ローベルト・ホル バス・リサイタル リーダークライス 歌曲集「詩人の恋」( シューマン作曲 )

#その他音楽

衛星での放送です。
シューマンはそれ程好きな作曲家ではないんですが、歌曲は格別だと思います。個人的にはヴォルフと比べても、迫ってくるものがまるで違うと思います。
ホルは宇野先生が好きな声楽家ですが、なるほどと思わせます。表情がたっぷり付いているんですが、不自然じゃなくて、声に丸みがあるんですね。ドイツ風のバスですが、実力があるので野暮ったく聴こえる所は皆無です。
ピアニッシモで入る時の美しさが素晴らしいです。入りの極限的ななだらかさが、人の声から離脱させようとします。
地平線を感じさせるような、自然な雄大さも持ち合わせており、自在にスイッチする技術が最高です。
勿論発声そのものも全く喉に引っかかりの無いもので、これだけで文句無く素晴らしい歌手だといえるでしょう。

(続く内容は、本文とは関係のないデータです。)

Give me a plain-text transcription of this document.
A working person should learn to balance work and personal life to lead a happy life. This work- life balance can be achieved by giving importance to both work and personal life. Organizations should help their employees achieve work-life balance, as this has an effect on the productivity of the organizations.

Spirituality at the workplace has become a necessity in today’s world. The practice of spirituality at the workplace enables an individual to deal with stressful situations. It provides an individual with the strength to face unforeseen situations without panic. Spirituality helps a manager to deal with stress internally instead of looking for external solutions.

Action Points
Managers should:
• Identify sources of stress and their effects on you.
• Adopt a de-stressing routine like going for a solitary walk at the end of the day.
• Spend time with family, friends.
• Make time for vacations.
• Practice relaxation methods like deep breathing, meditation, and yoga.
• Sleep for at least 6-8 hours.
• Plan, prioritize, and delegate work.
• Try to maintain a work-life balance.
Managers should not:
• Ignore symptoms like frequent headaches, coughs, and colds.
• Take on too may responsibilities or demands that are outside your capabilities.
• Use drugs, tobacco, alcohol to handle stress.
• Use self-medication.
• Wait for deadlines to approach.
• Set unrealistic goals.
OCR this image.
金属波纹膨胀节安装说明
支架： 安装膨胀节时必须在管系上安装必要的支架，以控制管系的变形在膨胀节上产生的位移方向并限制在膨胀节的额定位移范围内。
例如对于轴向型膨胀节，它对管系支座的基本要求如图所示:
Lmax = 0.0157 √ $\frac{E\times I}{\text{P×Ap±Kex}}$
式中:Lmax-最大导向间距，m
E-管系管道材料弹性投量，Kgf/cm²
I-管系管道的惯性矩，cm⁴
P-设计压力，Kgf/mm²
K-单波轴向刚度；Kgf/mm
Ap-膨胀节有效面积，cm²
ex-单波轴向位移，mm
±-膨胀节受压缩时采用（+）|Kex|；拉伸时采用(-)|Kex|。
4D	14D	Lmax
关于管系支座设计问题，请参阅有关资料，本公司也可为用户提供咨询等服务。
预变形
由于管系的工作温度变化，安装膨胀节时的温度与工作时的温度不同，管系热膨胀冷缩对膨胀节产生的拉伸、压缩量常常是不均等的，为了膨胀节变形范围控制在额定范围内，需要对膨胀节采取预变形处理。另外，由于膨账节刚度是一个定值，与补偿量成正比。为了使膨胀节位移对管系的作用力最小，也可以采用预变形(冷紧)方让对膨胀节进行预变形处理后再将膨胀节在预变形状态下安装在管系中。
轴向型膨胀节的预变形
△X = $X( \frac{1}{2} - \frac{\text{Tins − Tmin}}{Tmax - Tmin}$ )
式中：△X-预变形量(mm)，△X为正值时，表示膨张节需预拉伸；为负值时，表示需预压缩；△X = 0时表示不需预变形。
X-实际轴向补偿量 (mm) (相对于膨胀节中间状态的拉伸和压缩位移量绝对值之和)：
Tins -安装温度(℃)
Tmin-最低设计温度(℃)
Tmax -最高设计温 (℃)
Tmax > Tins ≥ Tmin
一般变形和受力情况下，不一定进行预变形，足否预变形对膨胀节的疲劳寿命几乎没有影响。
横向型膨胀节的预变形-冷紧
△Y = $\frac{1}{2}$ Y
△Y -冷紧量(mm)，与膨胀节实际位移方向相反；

農村で朝から酔っているおじさんの様な外見ですが、田舎臭さに宿るような良質の精神が僕は大好きです(ホルがそうかは知りませんが)
「詩人の恋」の3「ばらに、ゆりに、はとに」の様な細かく語りかける所も上手いです。
飛ぶ唾まではっきり見える、7「わたしは嘆くまい」の凄演が素晴らしいです。完璧に歌になりきっています。
ピアノのみどり・オルトナーさんも、上手く合わせて引き立てていると思います。

体型はオペラ歌手的て、俊敏な感じではないのですが、良く膝とか身体全体を使って音楽に彩を持たせている所が、印象的です。自然で、ずっと浸って聴いて居たくなるタイプの声楽家です。